Saudara-saudaraku, senasib sepenanggungan
Apabila ketenteraman telah terusik oleh kebisingan
Apabila kesejukan dan kesegaran tercemar oleh kekotoran
Apabila keluguan dan keikhlasan dibayar dengan penindasan
Apabila kejujuran dimanipulasi menjadi kebohongan
Apabila kearifan alam disambut dengan kehancuran
Apabila keramahan diteror dengan bahasa kekerasan
Maka tak ada lagi pilihan, Saudaraku
Kecuali kalian harus melawan, lawan dan teruslah melawan
Hingga tetes darah penghabisan!

                                                                               2000






Palestina, Palestina,
Tak Bisa Aku Melupakanmu


Palestina, Palestina
Tak bisa aku melupakanmu
Sejak berpuluh tahun lalu
Setelah tragedi memilukan Sabra dan Shattila
Sejarah telah mencatat tanahmu senantiasa berdarah
Nyanyian nestapa berkepanjangan

Palestina, Palestina
Tiba-tiba kini aku ingat kesengsaraan nasibmu
Seperti berpuluh tahun lalu
Aku mengenangmu dari lembaran koran dan
layar televisi
Seperti aku mengenang negeriku yang sering pula
dilanda rusuh dan kekerasan
Dentuman bom rakitan terdengar di mana-mana
Memorak-porandakan apa saja
Membinasakan siapa pun juga
Palestina, Palestina
Tidak seperti musuh-musuhmu yang sudah jelas siapa
Di negeriku, musuh bangsaku adalah bangsa
setanah airnya sendiri
Sejarah pun tak pernah bosan mencatat
Bahwa di negeriku segala kekerasan dan kebiadaban
Juga terorisme, selalu saja berulang
Dan tergambar jelas di peta nuraniku yang mengerang

Palestina, Palestina
Tak pernah henti tercabik dan terkoyak
Gaza membara, Hebron bergolak, Ramallah luluh-lantak
Palestina berduka, Yasser Arafat tercenung putar otak
Perundingan, diplomasi, dan gencatan senjata
hancur berserak
Sementara di kaca televisi aku saksikan Ehud Barak
Menggenggam handphone sambil ber-SMS ria
Dan memencet-mencet remote control
Untuk mengendalikan tank Mirkafa
Dan helikopter tempur Apache, di atas kloset
Kotoran Yahudi-nya pun berceceran di sepanjang
Jalur Gaza
Dan si flamboyan Tuan Bill Clinton
Dengan senyum culasnya ngintip dari balik gordin White House
Tawanya terbahak hingga langit Timur Tengah bergetar
Dan Ariel Sharon, sang provokator dan penjagal: Apa
kabar, dan ngumpet di mana, Tuan?
Sementara sang jenderal bermata satu, Moshe Dayan
Meratapi kedunguannya sendiri di liang kuburan

Palestina, Palestina
Tak pernah henti berdenyut
Bagaimana bisa aku melupakan
Duka-deritamu yang membatu

Palestina, Palestina
Tak pernah padam resah
Tak pernah pudar amarah
Hari-hari terluka
Hari-hari berdarah
Hari-hari mengaduh
Hari-hari merintih
Hari-hari mengerang
Hari-hari meradang
Hari-hari meraung
Hari-hari kematian
Hari-hari perkabungan
Hari-hari berduka
Hari-hari berdoa

Palestina, Palestina
Bagaimana bisa aku melupakan
Nestapa saudara-saudaraku
Bagaimana mungkin aku melupakan
Semangat revolusioner dan jihad saudara-saudaraku
Di Tepi Barat dan jalur Gaza yang membara
Amarah anak-anak muda Intifadah Al Aqsa
Bagaikan badai gurun pasir dan gemuruh
ombak samudera
: “Kami akan melanjutkan intifadah.

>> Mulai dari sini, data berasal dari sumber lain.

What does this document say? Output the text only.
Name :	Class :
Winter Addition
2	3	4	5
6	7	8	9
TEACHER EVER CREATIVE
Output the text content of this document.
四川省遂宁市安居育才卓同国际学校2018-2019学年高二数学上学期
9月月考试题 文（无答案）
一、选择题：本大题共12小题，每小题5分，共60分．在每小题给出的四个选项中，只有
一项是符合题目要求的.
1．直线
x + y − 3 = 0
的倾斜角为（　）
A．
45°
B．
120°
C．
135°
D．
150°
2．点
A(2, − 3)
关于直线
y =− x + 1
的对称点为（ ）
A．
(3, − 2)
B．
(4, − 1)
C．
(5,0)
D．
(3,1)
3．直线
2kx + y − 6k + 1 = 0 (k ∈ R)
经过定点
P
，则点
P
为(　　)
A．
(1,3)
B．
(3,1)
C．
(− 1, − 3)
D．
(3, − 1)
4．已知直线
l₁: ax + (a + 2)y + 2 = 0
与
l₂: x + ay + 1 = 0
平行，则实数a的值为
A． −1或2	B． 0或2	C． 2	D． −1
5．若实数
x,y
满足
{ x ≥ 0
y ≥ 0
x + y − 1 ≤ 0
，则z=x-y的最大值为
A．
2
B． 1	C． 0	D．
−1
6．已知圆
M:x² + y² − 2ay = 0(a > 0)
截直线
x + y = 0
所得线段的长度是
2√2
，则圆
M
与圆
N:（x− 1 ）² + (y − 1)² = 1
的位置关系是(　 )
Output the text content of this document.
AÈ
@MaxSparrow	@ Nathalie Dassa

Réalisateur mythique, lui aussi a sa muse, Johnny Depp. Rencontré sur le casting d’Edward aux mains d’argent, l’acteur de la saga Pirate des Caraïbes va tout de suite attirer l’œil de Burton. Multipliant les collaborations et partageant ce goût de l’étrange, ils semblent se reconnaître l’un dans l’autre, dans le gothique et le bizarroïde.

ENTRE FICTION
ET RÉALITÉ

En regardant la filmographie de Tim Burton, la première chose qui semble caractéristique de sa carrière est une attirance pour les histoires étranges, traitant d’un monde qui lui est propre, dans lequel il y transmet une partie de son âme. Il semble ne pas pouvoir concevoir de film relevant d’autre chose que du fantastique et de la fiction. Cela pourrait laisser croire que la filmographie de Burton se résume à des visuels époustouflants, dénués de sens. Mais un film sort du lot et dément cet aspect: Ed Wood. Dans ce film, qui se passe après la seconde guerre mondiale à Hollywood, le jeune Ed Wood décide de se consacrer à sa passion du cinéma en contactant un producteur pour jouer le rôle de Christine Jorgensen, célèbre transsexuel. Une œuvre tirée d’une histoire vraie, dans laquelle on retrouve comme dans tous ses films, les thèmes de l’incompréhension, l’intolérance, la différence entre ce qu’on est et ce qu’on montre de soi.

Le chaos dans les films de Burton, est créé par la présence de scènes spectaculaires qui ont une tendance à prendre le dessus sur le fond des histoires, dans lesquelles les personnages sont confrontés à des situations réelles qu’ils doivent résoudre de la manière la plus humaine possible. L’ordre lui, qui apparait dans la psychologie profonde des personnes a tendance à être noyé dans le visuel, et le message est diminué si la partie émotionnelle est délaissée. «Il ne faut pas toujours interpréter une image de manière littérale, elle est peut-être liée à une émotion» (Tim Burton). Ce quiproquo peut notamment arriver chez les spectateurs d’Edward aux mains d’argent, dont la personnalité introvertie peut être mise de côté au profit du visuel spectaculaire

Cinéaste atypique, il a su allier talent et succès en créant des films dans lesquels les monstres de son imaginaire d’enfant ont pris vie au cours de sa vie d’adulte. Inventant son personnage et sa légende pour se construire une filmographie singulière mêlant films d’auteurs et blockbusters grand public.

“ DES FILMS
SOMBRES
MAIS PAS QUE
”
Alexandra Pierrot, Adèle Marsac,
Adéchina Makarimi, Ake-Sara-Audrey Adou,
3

Batu melawan
pesawat tempur canggih, ketapel melawan tank
Mirkafa, dan jihad melawan kafir zionis,” teriak
Abu el-Unis
Sementara dari tayangan televisi aku saksikan
anak-anak muda Indonesia dengan lantang dan
semangat patriotik meneriakkan yel-yel jihad
fisabilillah dan kutukan atas kebiadaban serdadu

zionis Israel
O, apalah artinya beribu kutukan
bagi imperialisme Yahudi berkepala batu?
Aku pun teringat kata-kata penyair Nizar Qabbani:
“Tragedi kita bukan rahasia.
Bakat kita bersorak, bukan bertindak”

Palestina, Palestina
Hari-harimu, o, dalam penantian panjang melelahkan
Hari-harimu dalam pengungsian membosankan
Dan tak berkesudahan
Hari-harimu dalam teror mengerikan
Hari-harimu dalam angan-angan di tanah harapan:
Tanah Palestina Merdeka, tapi entah kapan?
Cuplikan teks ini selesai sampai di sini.